2013Northwest-Bruce Sum 1
Click to embiggen. And then do some magnifying. Because even a selected file covering the whole 75 year projection period yields small type.

Anyway this is my first take from Dale Coberly’s numbers for 2013 Northwest Plan with three calculated columns added by me. Those are the three with “Cost-Non Interest Income” as part or all of their label. Which should actually be “Cost-New Non Interest Income”. In any event what this extract shows is that even after the series of FICA increases seen in “New Payroll Tax Rate” there would be a shortfall between FICA and Tax on Benefits on the one hand and Cost on the other, which difference would need to be made up from interest on the existing Trust Fund. The very last column shows this shortfall as a percentage of that year’s Trust Fund and so closely approximates the interest rates needed to have the Trust Fund break even, with any excess being devoted to building up the TF balance to maintain actuarial balance.

‘Approximates’ because there is a missing data point here in that calculated Trust Fund balances depend on a (here) hidden return based on assumed interest rates. So to really evaluate the last two columns you would need to view the entire spreadsheet (coming soon to a forum near you).
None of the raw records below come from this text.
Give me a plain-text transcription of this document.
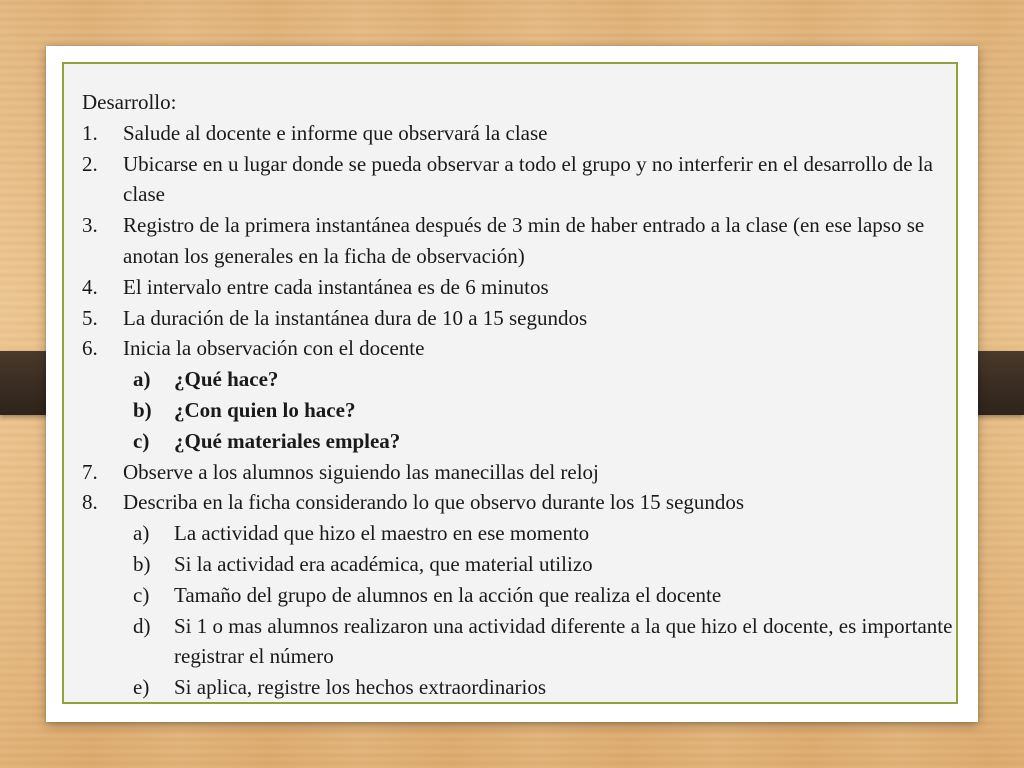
Desarrollo:
1.	Salude al docente e informe que observará la clase
2.	Ubicarse en u lugar donde se pueda observar a todo el grupo y no interferir en el desarrollo de la clase
3.	Registro de la primera instantánea después de 3 min de haber entrado a la clase (en ese lapso se anotan los generales en la ficha de observación)
4.	El intervalo entre cada instantánea es de 6 minutos
5.	La duración de la instantánea dura de 10 a 15 segundos
6.	Inicia la observación con el docente
a)	¿Qué hace?
b)	¿Con quien lo hace?
c)	¿Qué materiales emplea?
7.	Observe a los alumnos siguiendo las manecillas del reloj
8.	Describa en la ficha considerando lo que observo durante los 15 segundos
a)	La actividad que hizo el maestro en ese momento
b)	Si la actividad era académica, que material utilizo
c)	Tamaño del grupo de alumnos en la acción que realiza el docente
d)	Si 1 o mas alumnos realizaron una actividad diferente a la que hizo el docente, es importante registrar el número
e)	Si aplica, registre los hechos extraordinarios
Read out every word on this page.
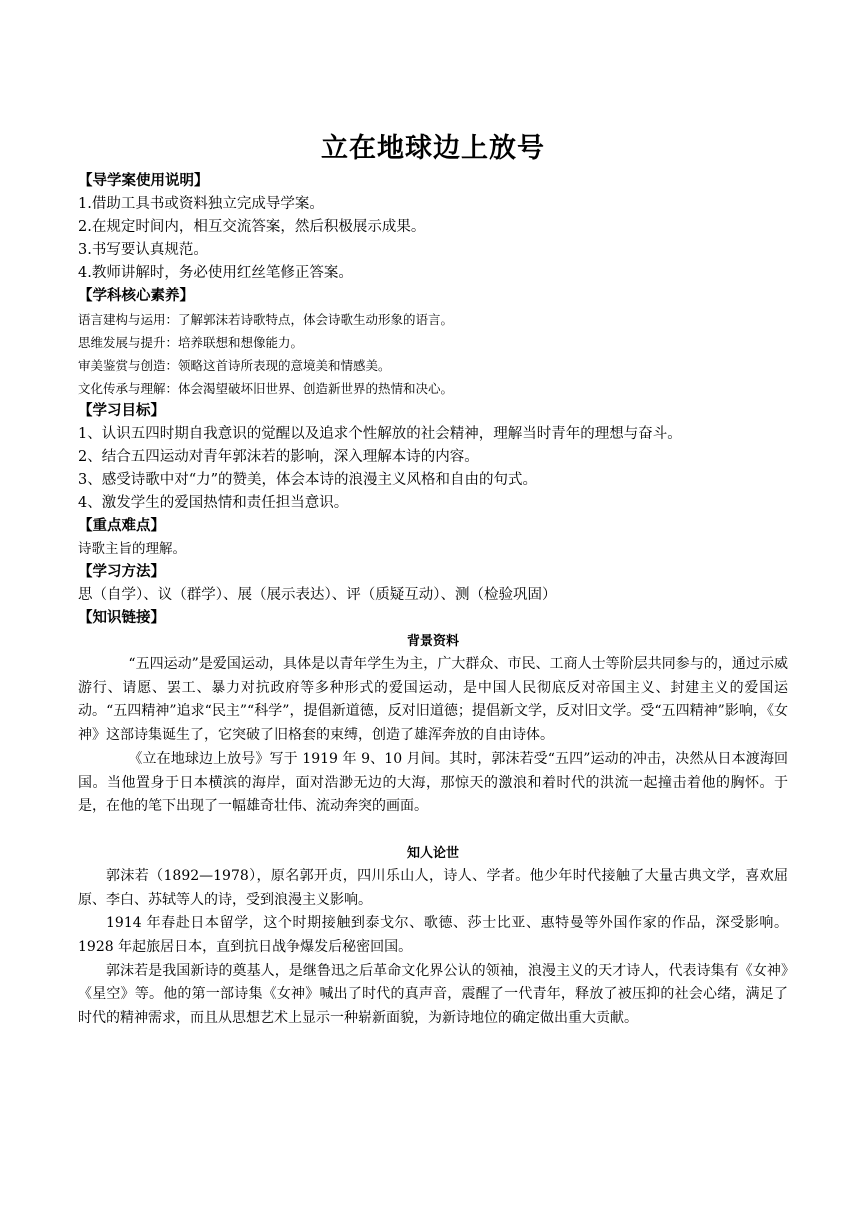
立在地球边上放号
【导学案使用说明】
1.借助工具书或资料独立完成导学案。
2.在规定时间内，相互交流答案，然后积极展示成果。
3.书写要认真规范。
4.教师讲解时，务必使用红丝笔修正答案。
【学科核心素养】
语言建构与运用：了解郭沫若诗歌特点，体会诗歌生动形象的语言。
思维发展与提升：培养联想和想像能力。
审美鉴赏与创造：领略这首诗所表现的意境美和情感美。
文化传承与理解：体会渴望破坏旧世界、创造新世界的热情和决心。
【学习目标】
1、认识五四时期自我意识的觉醒以及追求个性解放的社会精神，理解当时青年的理想与奋斗。
2、结合五四运动对青年郭沫若的影响，深入理解本诗的内容。
3、感受诗歌中对“力”的赞美，体会本诗的浪漫主义风格和自由的句式。
4、激发学生的爱国热情和责任担当意识。
【重点难点】
诗歌主旨的理解。
【学习方法】
思（自学）、议（群学）、展（展示表达）、评（质疑互动）、测（检验巩固）
【知识链接】
背景资料

“五四运动”是爱国运动，具体是以青年学生为主，广大群众、市民、工商人士等阶层共同参与的，通过示威游行、请愿、罢工、暴力对抗政府等多种形式的爱国运动，是中国人民彻底反对帝国主义、封建主义的爱国运动。“五四精神”追求“民主”“科学”，提倡新道德，反对旧道德；提倡新文学，反对旧文学。受“五四精神”影响，《女神》这部诗集诞生了，它突破了旧格套的束缚，创造了雄浑奔放的自由诗体。

《立在地球边上放号》写于 1919 年 9、10 月间。其时，郭沫若受“五四”运动的冲击，决然从日本渡海回国。当他置身于日本横滨的海岸，面对浩渺无边的大海，那惊天的激浪和着时代的洪流一起撞击着他的胸怀。于是，在他的笔下出现了一幅雄奇壮伟、流动奔突的画面。

知人论世

郭沫若（1892—1978），原名郭开贞，四川乐山人，诗人、学者。他少年时代接触了大量古典文学，喜欢屈原、李白、苏轼等人的诗，受到浪漫主义影响。

1914 年春赴日本留学，这个时期接触到泰戈尔、歌德、莎士比亚、惠特曼等外国作家的作品，深受影响。1928 年起旅居日本，直到抗日战争爆发后秘密回国。

郭沫若是我国新诗的奠基人，是继鲁迅之后革命文化界公认的领袖，浪漫主义的天才诗人，代表诗集有《女神》《星空》等。他的第一部诗集《女神》喊出了时代的真声音，震醒了一代青年，释放了被压抑的社会心绪，满足了时代的精神需求，而且从思想艺术上显示一种崭新面貌，为新诗地位的确定做出重大贡献。
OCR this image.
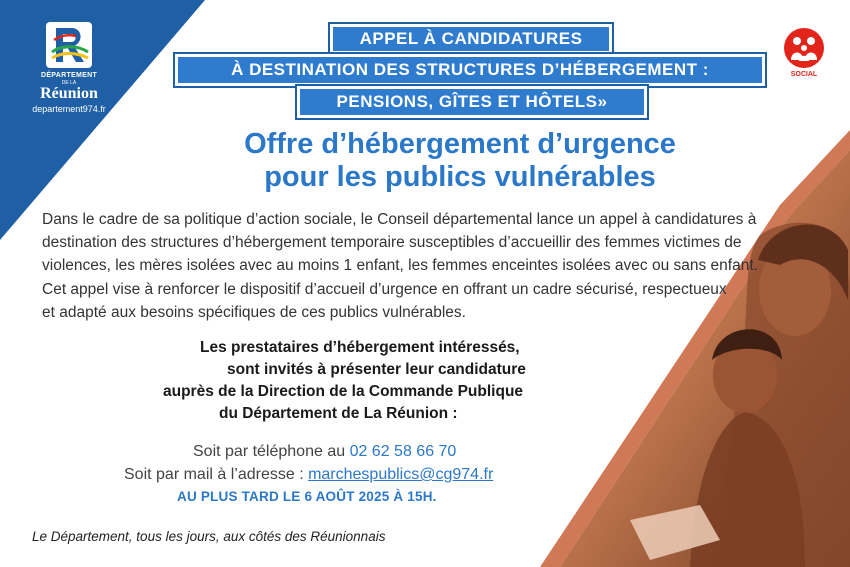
DÉPARTEMENT
DE LA
Réunion
departement974.fr
APPEL À CANDIDATURES
À DESTINATION DES STRUCTURES D’HÉBERGEMENT :
PENSIONS, GÎTES ET HÔTELS»
SOCIAL
Offre d’hébergement d’urgence
pour les publics vulnérables
Dans le cadre de sa politique d’action sociale, le Conseil départemental lance un appel à candidatures à
destination des structures d’hébergement temporaire susceptibles d’accueillir des femmes victimes de
violences, les mères isolées avec au moins 1 enfant, les femmes enceintes isolées avec ou sans enfant.
Cet appel vise à renforcer le dispositif d’accueil d’urgence en offrant un cadre sécurisé, respectueux
et adapté aux besoins spécifiques de ces publics vulnérables.
Les prestataires d’hébergement intéressés,
sont invités à présenter leur candidature
auprès de la Direction de la Commande Publique
du Département de La Réunion :
Soit par téléphone au 02 62 58 66 70
Soit par mail à l’adresse : marchespublics@cg974.fr
AU PLUS TARD LE 6 AOÛT 2025 À 15H.
Le Département, tous les jours, aux côtés des Réunionnais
Which might have us turn to the column third from the right. This shows the non-interest cash deficiency before and after the series of FICA increases start in 2018. In this scenario the deficiency stabilizes at about 5% of Cost over the 30 years of maximum Boomer impact and then goes to a closer approximation of true Pay-Go after mid-century. The effect of this roughly 5% medium term cash shortfall would be to reduce the Trust Fund Ratio from its current level of nearly 4 times cost to a target level of around 1.25 times cost, a small cushion over the 1.00 requirement under current law for ‘actuarial balance’. The result is that the Trust Fund shrinks in relation to all of Cost, GDP and probably Total Public Debt even as its nominal principal value nevers goes negative. That is the NW Plan is designed to put Social Security on a glide path towards Pay-Go having taken care of the Boomer Bulge along the way. Which is to say providing the piece missing (and by some Commissioners by design) from the 1983 Greenspan Commission inspired Social Security legislative deal.